Some weights of Wav2Vec2ForCTC were not initialized from the model checkpoint at facebook/wav2vec2-base-960h and are newly initialized: ['wav2vec2.masked_spec_embed']
You should probably TRAIN this model on a down-stream task to be able to use it for predictions and inference.


#### Preprocessing Audio and Label Data
Convert the raw audio into the model's input format and encode the correct transcription into label format for training.

In [30]:
# Preprocess the audio
input_values = processor(speech_array.squeeze(), sampling_rate=16000, return_tensors="pt").input_values
# Process transcript using batch encoding
with processor.as_target_processor():
    labels = processor([transcript], return_tensors="pt").input_ids

#### Training Configuration
Set up the device for computations, the optimizer for adjusting model weights, and the loss function to evaluate model performance.

In [31]:
device = torch.device("cuda" if torch.cuda.is_available() else "cpu")
model = model.to(device)
input_values = input_values.to(device)
labels = labels.to(device)

# Set up the optimizer and the loss function
optimizer = AdamW(model.parameters(), lr=1e-5)
loss_func = CTCLoss(blank=processor.tokenizer.pad_token_id, zero_infinity=True)

#### Training & Evaluation
Conduct 5 epochs of training. This involves a forward pass (computing the logits), calculating the loss, and updating the model using backpropagation. After training, we use the model to predict the transcription of the audio file again.

In [34]:
num_epochs = 5  # Adjust based on experiment observations

for epoch in range(num_epochs):
    model.train()
    optimizer.zero_grad()

    # Forward pass
    logits = model(input_values).logits

    # Compute the input lengths for the CTC loss
    input_lengths = torch.full(size=(logits.size(0),), fill_value=logits.size(1), dtype=torch.long)
    label_lengths = torch.full(size=(labels.size(0),), fill_value=labels.size(1), dtype=torch.long)

    # Calculate loss
    loss = loss_func(logits.transpose(0, 1), labels, input_lengths, label_lengths)
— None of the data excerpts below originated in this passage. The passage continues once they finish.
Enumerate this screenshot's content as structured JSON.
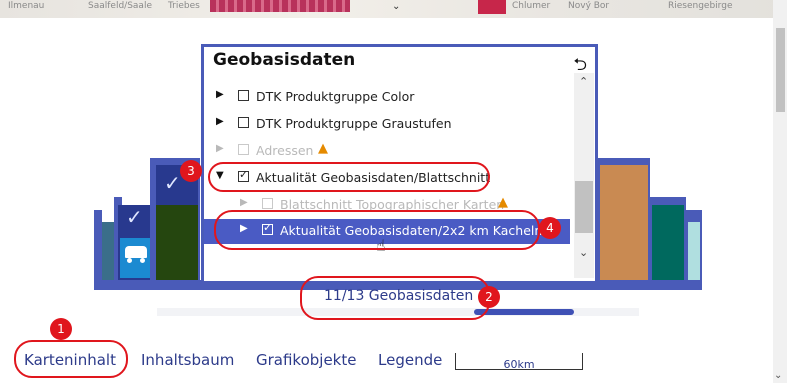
{
  "map_strip": {
    "labels": [
      "Ilmenau",
      "Saalfeld/Saale",
      "Triebes",
      "Chlumer",
      "Nový Bor",
      "Riesengebirge"
    ]
  },
  "modal": {
    "title": "Geobasisdaten",
    "back_icon": "undo-arrow-icon",
    "rows": [
      {
        "label": "DTK Produktgruppe Color",
        "checked": false,
        "disabled": false,
        "expanded": false,
        "warning": false
      },
      {
        "label": "DTK Produktgruppe Graustufen",
        "checked": false,
        "disabled": false,
        "expanded": false,
        "warning": false
      },
      {
        "label": "Adressen",
        "checked": false,
        "disabled": true,
        "expanded": false,
        "warning": true
      },
      {
        "label": "Aktualität Geobasisdaten/Blattschnitt",
        "checked": true,
        "disabled": false,
        "expanded": true,
        "warning": false
      },
      {
        "label": "Blattschnitt Topographischer Karten",
        "checked": false,
        "disabled": true,
        "expanded": false,
        "warning": true
      },
      {
        "label": "Aktualität Geobasisdaten/2x2 km Kacheln",
        "checked": true,
        "disabled": false,
        "expanded": false,
        "warning": false,
        "selected": true
      }
    ]
  },
  "counter": "11/13 Geobasisdaten",
  "tabs": [
    "Karteninhalt",
    "Inhaltsbaum",
    "Grafikobjekte",
    "Legende"
  ],
  "scale": "60km",
  "annotations": [
    "1",
    "2",
    "3",
    "4"
  ],
  "colors": {
    "accent": "#3f51b5",
    "modal_border": "#4a5bb8",
    "selection": "#4a5bc4",
    "annotation": "#e0161d",
    "warning": "#e58a00"
  }
}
    # Backward pass and optimize
    loss.backward()
    optimizer.step()

    print(f"Epoch {epoch + 1}, Loss: {loss.item()}")

    # Evaluation in each epoch
    model.eval()
    with torch.no_grad():
        logits = model(input_values).logits
    predicted_ids = torch.argmax(logits, dim=-1)
    predicted_text = processor.batch_decode(predicted_ids)[0]
    print(predicted_text)

Epoch 1, Loss: -31.09031867980957
FISUAL
Epoch 2, Loss: -30.60826301574707
FISUAL
Epoch 3, Loss: -29.554391860961914
VISUAL
Epoch 4, Loss: -25.355257034301758
VUSUAL
Epoch 5, Loss: -15.027382850646973
VISUAL


This script provides a very basic example of fine-tuning a Wav2Vec2 model on a single data point. We can see that with fine-tuning the model over 5 epochs, it has improved and learnt the correct transct of the audio files. However, fine-tuning on such a specific and small piece of data is for illustrative purposes. 
In a real-world scenario, one would need to manage larger datasets and more sophisticated training routines involving, more epochs, hyper-parameter tuning, validation and possibly early stopping based on performance metrics.